Police investigated the incident, but the case was closed. The Los Angeles County Sheriff’s Department reopened the investigation in 2011 after receiving scores of tips. They labeled Wagner as a person of interest, but he denied any involvement in his wife’s death.

Wood was 43 when she died during a Thanksgiving weekend boat trip off the coast of California with her son from her second marriage, actor Christopher Walken and their friend, producer Richard Gregson. Her body was found floating in the ocean. The cause of her death was never determined but it was ruled an accident.

Her death

Groomed for stardom from birth by her ambitious mother, Maria, Natalie Wood died mysteriously in a drowning accident off the coast of Southern California in 1981. Her death remains a mystery to this day, and it’s likely that it will remain so.

Wood was filming the thriller Brainstorm during her final days when she died. She and co-star Christopher Walken, as well as the boat captain, had been drinking all night. The film’s director, Doug Trumbull, had to rewrite the ending of the movie, and a stand-in and sound-alikes were used in place of her for some scenes.

The four had dined at Doug’s Harbor Reef in Two Harbors and then returned to their yacht, named Splendour. According to the restaurant’s manager, Don Whiting, the group was very intoxicated at the time of Wood’s disappearance. He said he believed that Wagner and Walken had gotten into an argument. Ten to 15 minutes passed before Wagner called Harbor Patrol to report Wood missing.

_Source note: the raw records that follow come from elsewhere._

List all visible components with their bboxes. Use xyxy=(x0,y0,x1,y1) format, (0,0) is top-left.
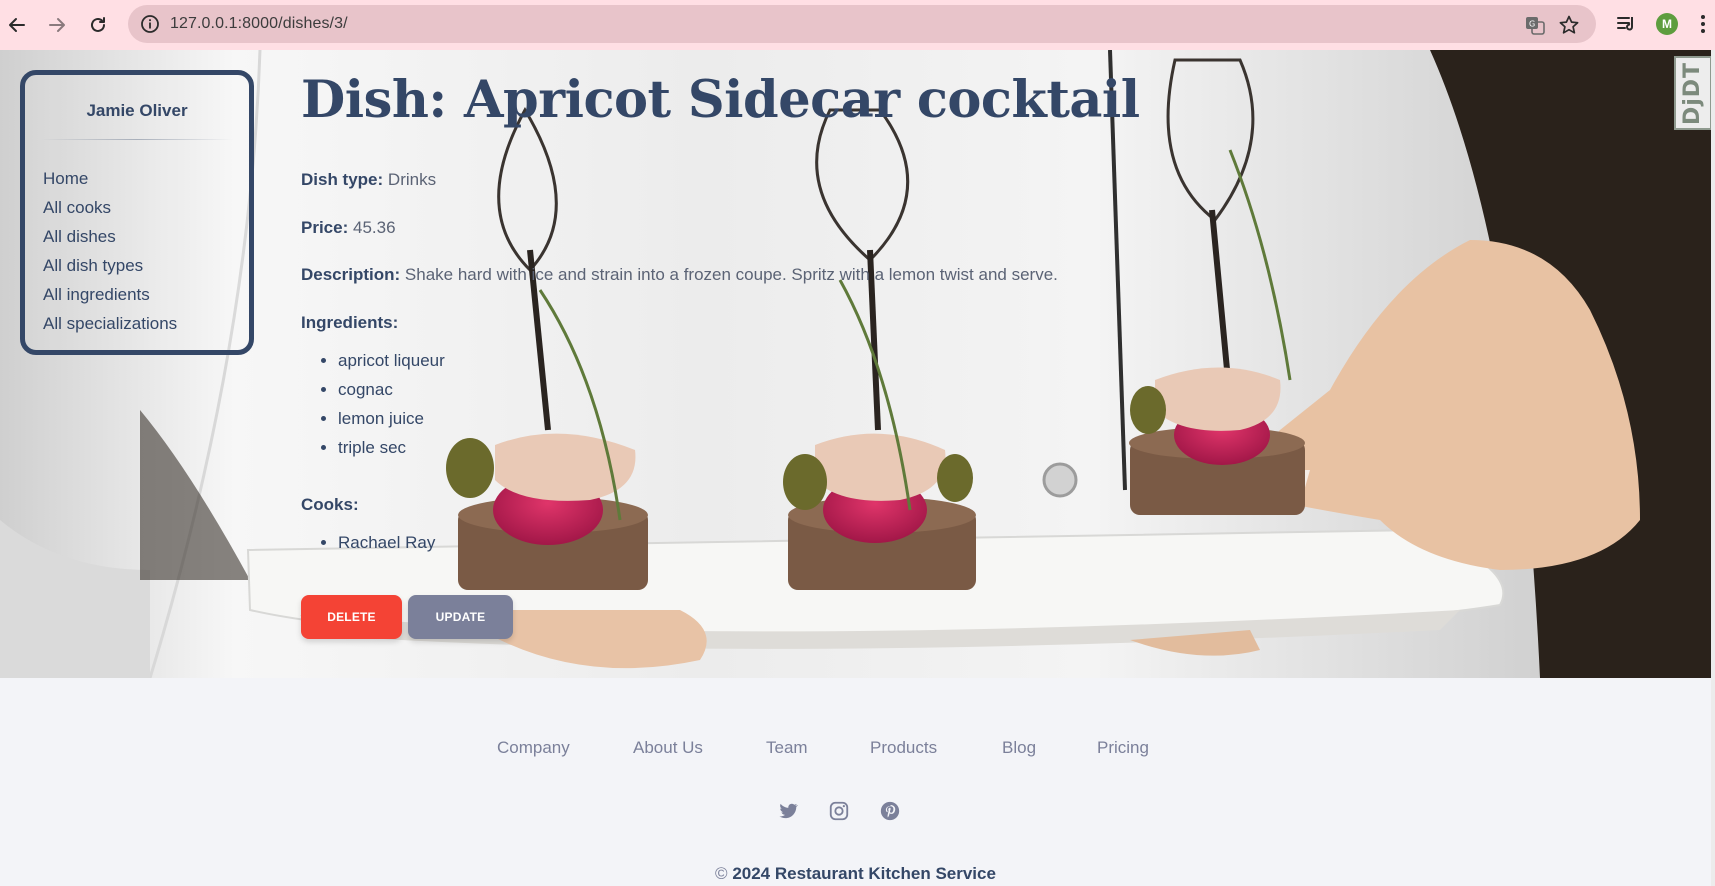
footer-link-team[interactable]: Team xyxy=(766,738,808,758)
page-scrollbar[interactable] xyxy=(1711,50,1715,886)
ingredient-item[interactable]: apricot liqueur xyxy=(338,346,445,375)
footer-link-products[interactable]: Products xyxy=(870,738,937,758)
twitter-icon[interactable] xyxy=(777,800,799,822)
footer-link-company[interactable]: Company xyxy=(497,738,570,758)
address-bar[interactable]: 127.0.0.1:8000/dishes/3/ G xyxy=(128,5,1596,43)
page-title: Dish: Apricot Sidecar cocktail xyxy=(301,70,1140,130)
dish-type-label: Dish type: xyxy=(301,170,384,189)
ingredient-item[interactable]: lemon juice xyxy=(338,404,445,433)
url-text[interactable]: 127.0.0.1:8000/dishes/3/ xyxy=(170,15,348,33)
svg-text:G: G xyxy=(1529,20,1535,29)
browser-menu-icon[interactable] xyxy=(1698,13,1708,35)
browser-toolbar: 127.0.0.1:8000/dishes/3/ G M xyxy=(0,0,1715,50)
debug-toolbar-handle[interactable]: DjDT xyxy=(1674,56,1712,130)
ingredients-label: Ingredients: xyxy=(301,313,399,332)
forward-icon[interactable] xyxy=(43,11,71,39)
description-label: Description: xyxy=(301,265,401,284)
ingredients-heading: Ingredients: xyxy=(301,313,398,333)
description-row: Description: Shake hard with ice and str… xyxy=(301,265,1058,285)
price-row: Price: 45.36 xyxy=(301,218,396,238)
cook-item[interactable]: Rachael Ray xyxy=(338,528,435,557)
copyright: © 2024 Restaurant Kitchen Service xyxy=(0,864,1711,884)
bookmark-star-icon[interactable] xyxy=(1558,14,1580,36)
footer-link-about-us[interactable]: About Us xyxy=(633,738,703,758)
sidebar-item-home[interactable]: Home xyxy=(43,164,177,193)
sidebar-brand[interactable]: Jamie Oliver xyxy=(25,101,249,121)
update-button[interactable]: UPDATE xyxy=(408,595,513,639)
reading-list-icon[interactable] xyxy=(1615,13,1637,35)
profile-avatar[interactable]: M xyxy=(1656,13,1678,35)
debug-toolbar-label: DjDT xyxy=(1680,61,1706,125)
sidebar-item-all-dish-types[interactable]: All dish types xyxy=(43,251,177,280)
cooks-list: Rachael Ray xyxy=(338,528,435,557)
ingredient-item[interactable]: triple sec xyxy=(338,433,445,462)
instagram-icon[interactable] xyxy=(828,800,850,822)
reload-icon[interactable] xyxy=(84,11,112,39)
copyright-symbol: © xyxy=(715,864,728,883)
delete-button[interactable]: DELETE xyxy=(301,595,402,639)
ingredient-item[interactable]: cognac xyxy=(338,375,445,404)
dish-type-row: Dish type: Drinks xyxy=(301,170,436,190)
price-value: 45.36 xyxy=(352,218,396,237)
pinterest-icon[interactable] xyxy=(879,800,901,822)
hero-background-image xyxy=(0,50,1711,678)
ingredients-list: apricot liqueur cognac lemon juice tripl… xyxy=(338,346,445,462)
cooks-heading: Cooks: xyxy=(301,495,359,515)
sidebar-item-all-specializations[interactable]: All specializations xyxy=(43,309,177,338)
sidebar-item-all-cooks[interactable]: All cooks xyxy=(43,193,177,222)
footer: Company About Us Team Products Blog Pric… xyxy=(0,678,1711,886)
dish-type-value: Drinks xyxy=(387,170,437,189)
translate-icon[interactable]: G xyxy=(1524,14,1546,36)
back-icon[interactable] xyxy=(3,11,31,39)
footer-link-pricing[interactable]: Pricing xyxy=(1097,738,1149,758)
description-value: Shake hard with ice and strain into a fr… xyxy=(404,265,1058,284)
page-hero: Jamie Oliver Home All cooks All dishes A… xyxy=(0,50,1711,678)
sidebar-divider xyxy=(41,139,233,140)
sidebar-item-all-dishes[interactable]: All dishes xyxy=(43,222,177,251)
sidebar: Jamie Oliver Home All cooks All dishes A… xyxy=(20,70,254,355)
cooks-label: Cooks: xyxy=(301,495,359,514)
sidebar-item-all-ingredients[interactable]: All ingredients xyxy=(43,280,177,309)
sidebar-menu: Home All cooks All dishes All dish types… xyxy=(43,164,177,338)
footer-link-blog[interactable]: Blog xyxy=(1002,738,1036,758)
copyright-text: 2024 Restaurant Kitchen Service xyxy=(732,864,996,883)
price-label: Price: xyxy=(301,218,349,237)
site-info-icon[interactable] xyxy=(140,14,160,34)
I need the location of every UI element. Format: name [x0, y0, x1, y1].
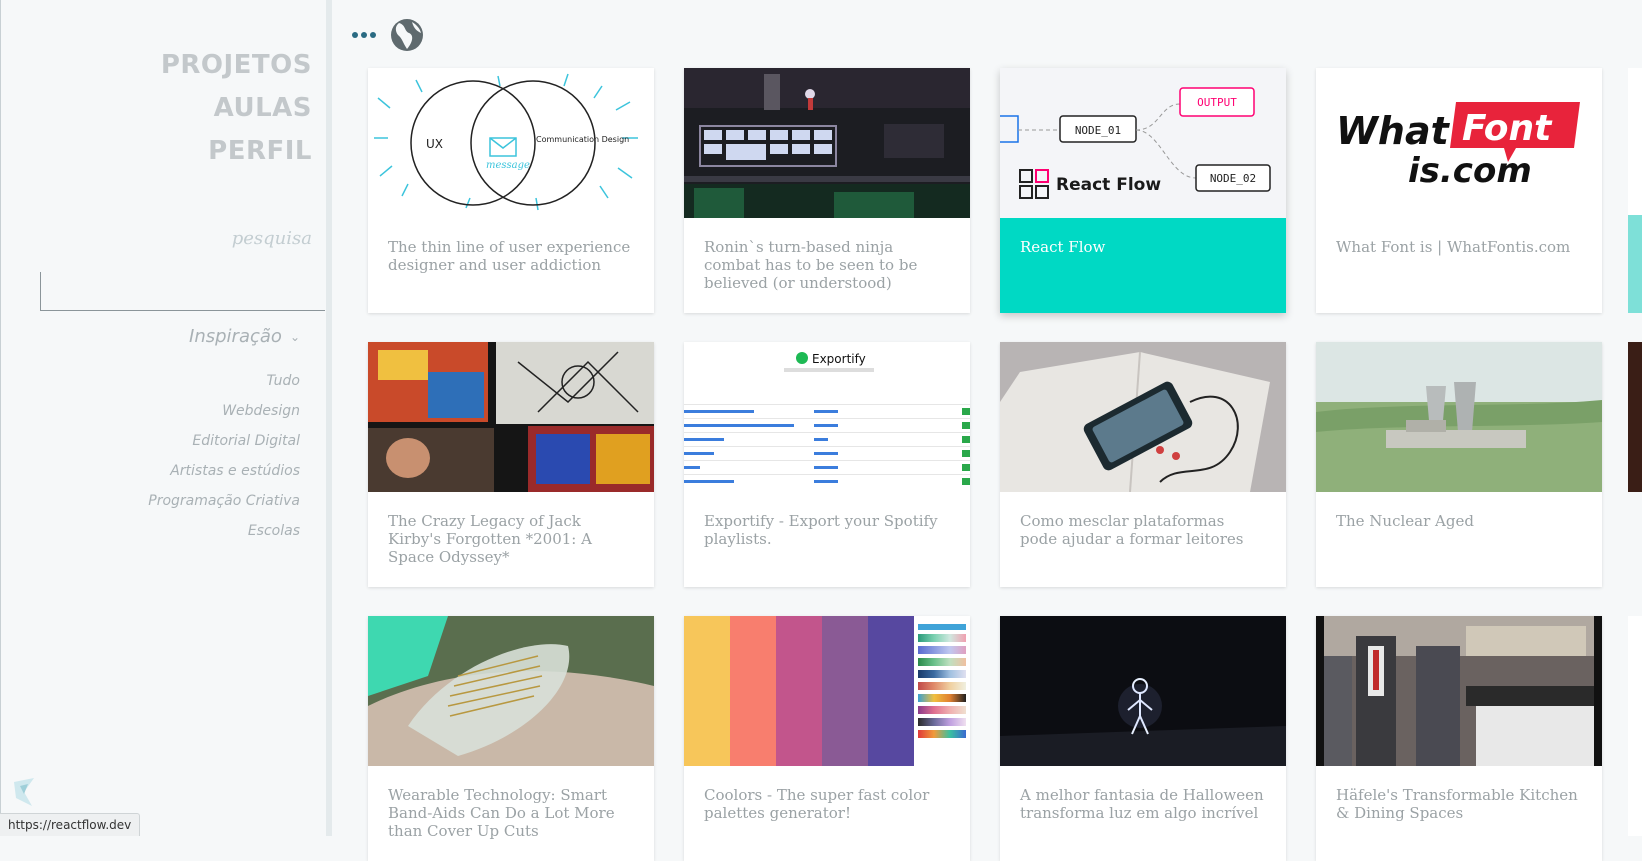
filter-toggle[interactable]: Inspiração ⌄	[189, 326, 300, 347]
logo-text-font: Font	[1462, 108, 1553, 149]
card-title: What Font is | WhatFontis.com	[1336, 238, 1571, 256]
card-ronin[interactable]: Ronin`s turn-based ninja combat has to b…	[684, 68, 970, 313]
card-thumbnail	[1316, 342, 1602, 492]
exportify-logo-text: Exportify	[812, 352, 866, 366]
search-input[interactable]	[40, 272, 325, 311]
palette-swatch	[730, 616, 776, 766]
book-phone-photo-image	[1000, 342, 1286, 492]
card-thumbnail	[684, 68, 970, 218]
top-bar	[352, 18, 424, 52]
card-title: Como mesclar plataformas pode ajudar a f…	[1020, 512, 1244, 548]
window-edge	[0, 0, 1, 836]
filter-artistas-estudios[interactable]: Artistas e estúdios	[148, 456, 300, 486]
card-title: The Crazy Legacy of Jack Kirby's Forgott…	[388, 512, 592, 566]
filter-heading: Inspiração	[189, 326, 282, 347]
venn-label-message: message	[486, 160, 530, 171]
card-title: Exportify - Export your Spotify playlist…	[704, 512, 938, 548]
venn-label-ux: UX	[426, 137, 443, 151]
logo-text-what: What	[1336, 109, 1451, 153]
card-title: Häfele's Transformable Kitchen & Dining …	[1336, 786, 1578, 822]
next-card-edge-row3[interactable]	[1628, 616, 1642, 836]
card-ux-addiction[interactable]: UX Communication Design message The thin…	[368, 68, 654, 313]
card-title: React Flow	[1020, 238, 1106, 256]
logo-text-iscom: is.com	[1408, 151, 1532, 191]
card-title: Wearable Technology: Smart Band-Aids Can…	[388, 786, 615, 840]
nav-projetos[interactable]: PROJETOS	[161, 44, 312, 87]
nuclear-plant-image	[1316, 342, 1602, 492]
card-thumbnail: What Font is.com	[1316, 68, 1602, 218]
chevron-down-icon: ⌄	[289, 329, 300, 344]
card-thumbnail: Exportify	[684, 342, 970, 492]
card-title: Ronin`s turn-based ninja combat has to b…	[704, 238, 918, 292]
card-exportify[interactable]: Exportify Exportify - Export your Spotif…	[684, 342, 970, 587]
card-hafele-kitchen[interactable]: Häfele's Transformable Kitchen & Dining …	[1316, 616, 1602, 861]
filter-list: Tudo Webdesign Editorial Digital Artista…	[148, 366, 300, 546]
card-title: The Nuclear Aged	[1336, 512, 1474, 530]
search-label: pesquisa	[231, 228, 312, 249]
globe-logo-icon[interactable]	[390, 18, 424, 52]
next-card-edge-row2[interactable]	[1628, 342, 1642, 492]
card-nuclear-aged[interactable]: The Nuclear Aged	[1316, 342, 1602, 587]
palette-swatch	[776, 616, 822, 766]
react-flow-image: NODE_01 OUTPUT NODE_02 React Flow	[1000, 68, 1286, 218]
kitchen-photo-image	[1316, 616, 1602, 766]
smart-bandage-image	[368, 616, 654, 766]
card-jack-kirby[interactable]: The Crazy Legacy of Jack Kirby's Forgott…	[368, 342, 654, 587]
card-thumbnail	[1316, 616, 1602, 766]
sidebar: PROJETOS AULAS PERFIL pesquisa Inspiraçã…	[0, 0, 332, 836]
filter-editorial-digital[interactable]: Editorial Digital	[148, 426, 300, 456]
card-thumbnail	[368, 342, 654, 492]
palette-swatch	[822, 616, 868, 766]
venn-label-comm: Communication Design	[536, 135, 629, 144]
card-react-flow[interactable]: NODE_01 OUTPUT NODE_02 React Flow React …	[1000, 68, 1286, 313]
filter-escolas[interactable]: Escolas	[148, 516, 300, 546]
nav-aulas[interactable]: AULAS	[161, 87, 312, 130]
card-title: A melhor fantasia de Halloween transform…	[1020, 786, 1264, 822]
status-bar-url: https://reactflow.dev	[0, 813, 141, 836]
nav-perfil[interactable]: PERFIL	[161, 130, 312, 173]
card-thumbnail: UX Communication Design message	[368, 68, 654, 218]
card-thumbnail	[684, 616, 970, 766]
exportify-screenshot-image: Exportify	[684, 342, 970, 492]
palette-swatch	[684, 616, 730, 766]
corner-decoration-icon	[14, 778, 34, 806]
venn-sketch-image: UX Communication Design message	[368, 68, 654, 218]
output-node-label: OUTPUT	[1197, 96, 1237, 109]
node-01-label: NODE_01	[1075, 124, 1121, 137]
light-stickman-image	[1000, 616, 1286, 766]
node-02-label: NODE_02	[1210, 172, 1256, 185]
react-flow-logo-text: React Flow	[1056, 175, 1161, 195]
card-title: Coolors - The super fast color palettes …	[704, 786, 930, 822]
next-card-edge-row1[interactable]	[1628, 68, 1642, 313]
card-plataformas-leitores[interactable]: Como mesclar plataformas pode ajudar a f…	[1000, 342, 1286, 587]
comics-photo-image	[368, 342, 654, 492]
card-thumbnail: NODE_01 OUTPUT NODE_02 React Flow	[1000, 68, 1286, 218]
card-title: The thin line of user experience designe…	[388, 238, 631, 274]
more-dots-icon[interactable]	[352, 32, 376, 38]
filter-tudo[interactable]: Tudo	[148, 366, 300, 396]
filter-webdesign[interactable]: Webdesign	[148, 396, 300, 426]
card-halloween[interactable]: A melhor fantasia de Halloween transform…	[1000, 616, 1286, 861]
card-whatfontis[interactable]: What Font is.com What Font is | WhatFont…	[1316, 68, 1602, 313]
card-coolors[interactable]: Coolors - The super fast color palettes …	[684, 616, 970, 861]
whatfontis-logo-image: What Font is.com	[1316, 68, 1602, 218]
card-thumbnail	[368, 616, 654, 766]
filter-programacao-criativa[interactable]: Programação Criativa	[148, 486, 300, 516]
main-nav: PROJETOS AULAS PERFIL	[161, 44, 312, 173]
ronin-game-image	[684, 68, 970, 218]
card-thumbnail	[1000, 342, 1286, 492]
coolors-palette-image	[684, 616, 970, 766]
card-wearable-tech[interactable]: Wearable Technology: Smart Band-Aids Can…	[368, 616, 654, 861]
palette-swatch	[868, 616, 914, 766]
card-thumbnail	[1000, 616, 1286, 766]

Her body was found the next morning about a mile from the yacht, with a small dinghy beached nearby.

There have been many theories about the cause of Wood’s death, but nothing has ever proven conclusive. In 2011, Los Angeles County sheriff’s officials reopened the investigation and changed the cause of death from accidental drowning to undetermined factors. The coroner also noted fresh bruises on Wood’s body, but the investigation was closed and no charges were ever filed. Wagner, now 91, has always denied any involvement in the actress’s death. He has not been interviewed by police for several years. The case is still classified as suspicious.